👨🏽‍🚀 wil fernandes guru de nada • ele/dele
contos

🍺 Copo sujo, só que limpo

"Sandrão, traz mais uma Original pra gente!", interrompeu o assunto da mesa o jovem Vinícius, que com uma mão tirava a garrafa da camisinha de isopor e com a outra acariciava as costas do garçom, deslizando os dedos perigosamente perto das nádegas do melhor atendente do Salada Record, decadário boteco copo sujo com preço de copo limpo no Centro de São Paulo. "Vini, você tem meia-hora pra tirar a mão daí", devolveu o assalariado em uma gostosa gargalhada, se deliciando da própria piada, e logo se atirou de volta à cozinha para atender o pedido. "Foi mal te cortar, Marina, cê ia começar a falar da sua teoria sobre a música da Baratinha, continua aí". Todos os rostos dos pequenos proleotários - como se auto-intitulavam - viraram ávidos em direção à moça.

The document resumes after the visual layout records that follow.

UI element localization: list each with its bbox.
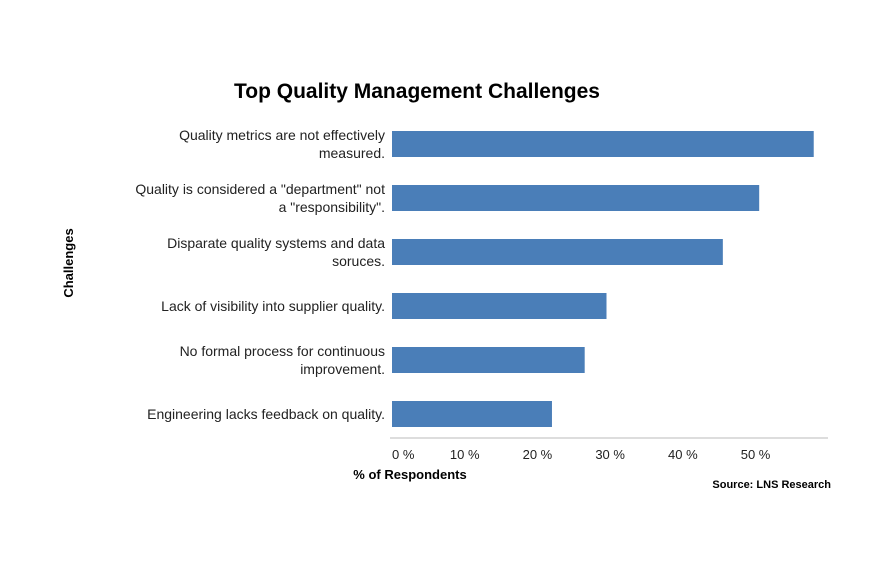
y-axis-title: Challenges xyxy=(61,228,76,297)
category-label-line: Lack of visibility into supplier quality… xyxy=(161,298,385,314)
category-label-4: Lack of visibility into supplier quality… xyxy=(161,298,385,314)
category-labels: Quality metrics are not effectively measu… xyxy=(135,127,385,422)
category-label-6: Engineering lacks feedback on quality. xyxy=(147,406,385,422)
x-axis-title: % of Respondents xyxy=(353,467,466,482)
category-label-line: Disparate quality systems and data xyxy=(167,235,385,251)
bar-4 xyxy=(392,293,607,319)
x-tick-labels: 0 % 10 % 20 % 30 % 40 % 50 % xyxy=(392,447,771,462)
x-tick-label: 50 % xyxy=(741,447,771,462)
category-label-1: Quality metrics are not effectively measu… xyxy=(179,127,385,161)
category-label-line: measured. xyxy=(319,145,385,161)
category-label-line: improvement. xyxy=(300,361,385,377)
category-label-line: soruces. xyxy=(332,253,385,269)
bars xyxy=(392,131,814,427)
bar-6 xyxy=(392,401,552,427)
bar-2 xyxy=(392,185,760,211)
category-label-5: No formal process for continuous improvem… xyxy=(180,343,385,377)
bar-3 xyxy=(392,239,723,265)
x-tick-label: 10 % xyxy=(450,447,480,462)
category-label-2: Quality is considered a "department" not… xyxy=(135,181,385,215)
bar-5 xyxy=(392,347,585,373)
category-label-line: Engineering lacks feedback on quality. xyxy=(147,406,385,422)
category-label-line: Quality is considered a "department" not xyxy=(135,181,385,197)
x-tick-label: 0 % xyxy=(392,447,415,462)
bar-1 xyxy=(392,131,814,157)
x-tick-label: 40 % xyxy=(668,447,698,462)
x-tick-label: 20 % xyxy=(523,447,553,462)
x-tick-label: 30 % xyxy=(595,447,625,462)
chart-title: Top Quality Management Challenges xyxy=(234,80,600,103)
source-note: Source: LNS Research xyxy=(712,479,831,491)
category-label-line: No formal process for continuous xyxy=(180,343,385,359)
category-label-line: Quality metrics are not effectively xyxy=(179,127,385,143)
category-label-3: Disparate quality systems and data soruce… xyxy=(167,235,385,269)
category-label-line: a "responsibility". xyxy=(279,199,385,215)
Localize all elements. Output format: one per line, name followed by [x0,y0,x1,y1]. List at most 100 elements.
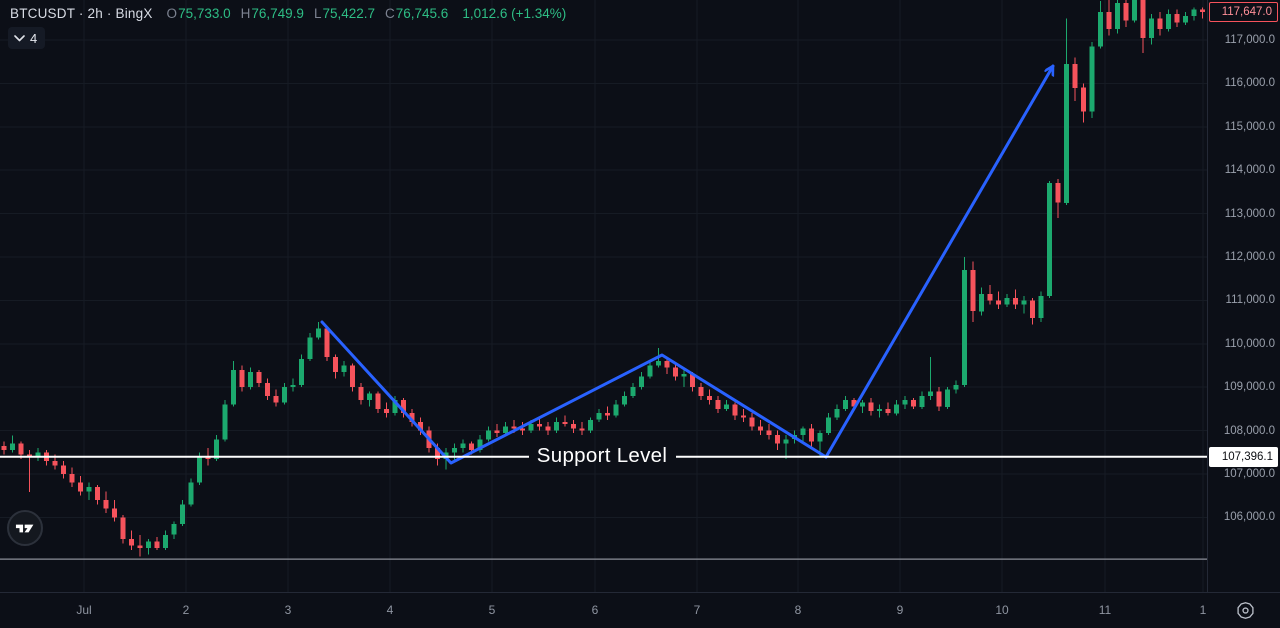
candle-body [129,539,134,546]
trend-zigzag-line[interactable] [320,320,828,465]
time-axis-label: 4 [386,603,394,617]
candle-body [1115,3,1120,30]
candle-body [222,404,228,440]
price-axis[interactable]: 117,000.0 116,000.0 115,000.0 114,000.0 113,… [1207,0,1280,592]
candle-body [392,400,398,414]
candle-body [647,365,653,377]
candle-body [613,404,619,416]
candle-body [588,419,593,431]
candle-body [885,408,891,414]
candle-body [1200,9,1205,12]
candle-body [52,461,58,466]
candle-body [996,300,1001,305]
candle-body [766,430,772,435]
candle-body [1123,3,1129,21]
object-tree-chip[interactable]: 4 [8,27,46,49]
candle-body [639,376,644,388]
candle-body [834,408,840,418]
tradingview-logo[interactable] [7,510,43,546]
candle-body [843,400,848,409]
candle-body [817,432,823,442]
candle-body [783,439,789,444]
candle-body [112,508,117,518]
up-arrow-line[interactable] [824,64,1055,459]
candle-body [1081,87,1086,112]
time-axis-label: 11 [1098,603,1112,617]
time-axis-label: 7 [693,603,701,617]
time-axis[interactable]: Jul 2 3 4 5 6 7 8 9 10 11 1 [0,592,1280,628]
candle-body [154,541,160,548]
candle-body [1064,63,1069,203]
candle-body [282,387,287,403]
price-axis-label: 114,000.0 [1224,164,1275,176]
candle-body [375,393,381,409]
candle-body [911,400,916,407]
price-axis-label: 109,000.0 [1223,381,1275,393]
candle-body [809,428,814,442]
candle-body [877,408,882,412]
candle-body [596,413,602,420]
price-axis-label: 108,000.0 [1223,425,1275,437]
candle-body [214,439,219,459]
candle-body [1055,183,1061,203]
axis-settings-button[interactable] [1234,599,1256,621]
candle-body [78,482,83,492]
ohlc-value: 75,733.0 [178,6,231,21]
candle-body [919,395,925,407]
candle-body [775,434,780,444]
candle-body [1030,300,1035,318]
last-price-tag: 117,647.0 [1209,2,1278,22]
candle-body [741,415,746,418]
candle-body [18,443,24,455]
candle-body [1098,11,1103,47]
symbol-title[interactable]: BTCUSDT · 2h · BingX [10,6,153,21]
candle-body [239,369,245,388]
candle-body [1004,298,1010,305]
candle-body [715,400,721,409]
candle-body [928,391,933,396]
price-axis-label: 113,000.0 [1224,208,1275,220]
support-level-label[interactable]: Support Level [536,444,668,467]
candle-body [511,426,517,429]
candle-body [120,517,126,540]
candle-body [622,395,627,405]
candle-body [418,421,423,431]
time-axis-label: 9 [896,603,904,617]
candle-body [1191,9,1197,17]
candle-body [341,365,347,372]
candle-body [231,369,236,405]
candle-body [1072,63,1078,88]
candle-body [316,328,321,338]
price-axis-label: 107,000.0 [1223,468,1275,480]
candle-body [333,356,338,372]
ohlc-value: 76,745.6 [395,6,449,21]
candle-body [1038,296,1044,318]
candle-body [758,426,763,431]
candle-body [197,456,202,483]
candle-body [27,454,32,457]
candle-body [256,372,262,383]
candle-body [630,387,636,396]
candle-body [962,270,967,385]
candle-body [299,359,304,385]
candle-body [732,404,738,416]
candle-body [1183,16,1188,23]
candle-body [749,417,755,427]
price-axis-label: 116,000.0 [1224,77,1275,89]
candle-body [1013,298,1018,305]
ohlc-value: 76,749.9 [251,6,304,21]
price-axis-label: 112,000.0 [1224,251,1275,263]
candle-body [69,474,75,483]
candle-body [103,500,109,509]
candle-body [987,293,993,301]
candle-body [1157,18,1163,30]
candle-body [894,404,899,414]
candle-body [1106,11,1112,30]
candle-body [358,387,364,401]
candle-body [868,402,874,412]
candle-body [1174,14,1180,23]
candle-body [188,482,194,505]
candle-body [1166,14,1171,30]
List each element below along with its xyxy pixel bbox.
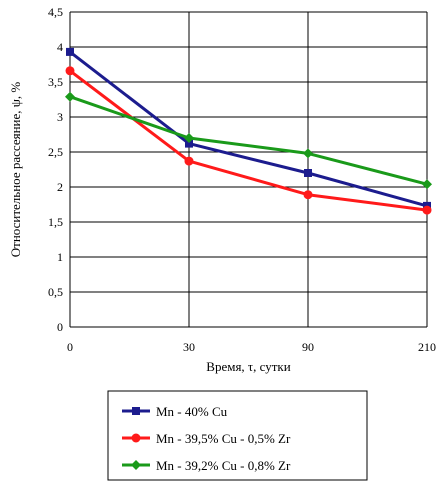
x-tick-label: 30	[183, 340, 195, 354]
y-tick-label: 3	[57, 110, 63, 124]
legend: Mn - 40% Cu Mn - 39,5% Cu - 0,5% Zr Mn - 3…	[107, 390, 368, 481]
y-tick-label: 2,5	[48, 145, 63, 159]
y-tick-label: 4	[57, 40, 63, 54]
data-point	[65, 66, 75, 76]
y-axis-label: Относительное рассеяние, ψ, %	[8, 82, 23, 258]
series-3	[65, 91, 432, 190]
legend-label: Mn - 39,2% Cu - 0,8% Zr	[156, 458, 291, 473]
y-tick-label: 4,5	[48, 5, 63, 19]
data-point	[65, 91, 75, 102]
y-tick-label: 2	[57, 180, 63, 194]
series-group	[65, 47, 432, 215]
x-tick-label: 90	[302, 340, 314, 354]
data-point	[184, 133, 194, 143]
legend-box	[107, 390, 368, 481]
legend-item: Mn - 40% Cu	[122, 404, 228, 419]
x-tick-label: 210	[418, 340, 436, 354]
data-point	[184, 156, 194, 166]
data-point	[422, 179, 432, 190]
data-point	[185, 139, 193, 148]
y-tick-label: 1,5	[48, 215, 63, 229]
data-point	[303, 148, 313, 159]
data-point	[66, 47, 74, 56]
data-point	[304, 169, 312, 177]
legend-label: Mn - 39,5% Cu - 0,5% Zr	[156, 431, 291, 446]
y-tick-label: 3,5	[48, 75, 63, 89]
series-1	[66, 47, 431, 210]
y-tick-labels: 0 0,5 1 1,5 2 2,5 3 3,5 4 4,5	[48, 5, 63, 334]
y-tick-label: 1	[57, 250, 63, 264]
legend-swatch-marker	[131, 433, 141, 443]
x-tick-labels: 0 30 90 210	[67, 340, 436, 354]
data-point	[303, 190, 313, 200]
legend-item: Mn - 39,2% Cu - 0,8% Zr	[122, 458, 291, 473]
y-tick-label: 0,5	[48, 285, 63, 299]
legend-item: Mn - 39,5% Cu - 0,5% Zr	[122, 431, 291, 446]
legend-label: Mn - 40% Cu	[156, 404, 228, 419]
legend-swatch-marker	[131, 460, 141, 470]
x-axis-label: Время, τ, сутки	[206, 359, 290, 374]
series-line	[69, 50, 428, 208]
x-tick-label: 0	[67, 340, 73, 354]
series-line	[69, 95, 428, 186]
data-point	[422, 205, 432, 215]
legend-swatch-marker	[132, 407, 140, 415]
y-tick-label: 0	[57, 320, 63, 334]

"Não, cara... Não é nem teoria, é indignação mesmo!". Ela deu uma bela golada na cerveja, saboreando cada gota da atenção recebida dos colegas. "Como é que pode os pais deixarem os filhos no YouTube assistindo esse tipo de barbaridade da Galinha Pintadinha?!", seu timbre exagerado foi imediatamente interrompido por um delicioso soluço etílico. Troca de olhares confusos percorreram o círculo, mas foram sugados por Ricardo batendo na mesa. "Aqui tem denúncia!", bradou o ébrio. Todos riram. "Por que barbaridade, Marina?", indagou Júlia, incentivando a amiga a continuar. "Uai, é uma música que estimula a prática de bullying contra uma colega estudante socialmente desfavorecida!", a pretensa seriedade na voz da jovem provocou uma gaitada generalizada. "Vocês estão rindo?!" Marina ergueu o tom sobre os risos e continuou, declamando palavra por palavra da música: "'A barata diz que tem sete saias de filó, é mentira da barata, ela tem é uma só ha ha ha' olha essa letra, cara! Os filhas da puta estão rindo dela!". Vinícius, que bebericava de seu copo durante a fala da moça, explodiu. Tentou levar a mão para cobrir o rosto, não obtendo sucesso. Cerveja e catarro voaram das narinas do rapaz. "Eca", berrou Ricardo agarrando o máximo de guardanapos possíveis para se limpar em movimentos exagerados, se divertindo com toda a situação.

"Puta que me pariu, eles tão rindo por ela ser pobre?!", interpelou Júlia, batendo o copo, agora vazio, na mesa. "Não só isso... Eles tão rindo da barata mentir sobre ter!", respondeu Marina cerrando os lábios enquanto balançava afirmativamente a cabeça. "O ponto é que a barata se sente obrigada a mentir para ser aceita. Certeza que ela estudava em uma escola de burguês safado!", concluiu Ricardo, de peito estufado. Na mesa ao lado, um velhote ostentando um relógio estilo Fausto Silva lançou um olhar feroz para o fanfarrão barulhento. "Cadê a breja, Sandrão?", protestou Vinícius mostrando o copo vazio para um Sandrão apressado.

"Sabe, isso me lembra um dos maiores furos de Harry Potter", Júlia começou a mudar de assunto, tamborilando os dedos na mesa. "Lá vamos nós, Harry Potter e a Baratinha de Azkaban", saltou Vinícius sobre a fala dela, empurrando seus ombros para cima dos ombros da moça que, risonha, devolveu o gesto num movimento carregado de demasiado carinho. Marina e Ricardo se entreolharam furtivos, caçoando do flerte inegável dos dois colegas. "Que furo? Você não me venha criticar Harry Potter!", questionou Marina, apontando o indicador para o nariz da colega. "Cara, ano após ano, a porra de um chapéu, deliberadamente, decide agrupar os alunos mais filhos da puta na mesma casa, na Sonserina!", Júlia vociferou, dando um safanão no dedo inquisidor de sua amiga. "Não tem um pedagogo no filme dizendo 'Já avisei que vai dar merda isso'", continuou a moça, com a voz grossa, imitando o Capitão Nascimento. Enquanto ela gracejava, Sandrão chegou equilibrando um balde de cerveja e uma porção de pastéis, servindo o pessoal na mesa.

"O chapéu seletor não leu Paulo Freire, cara."

Saudades de um boteco, né meu filho?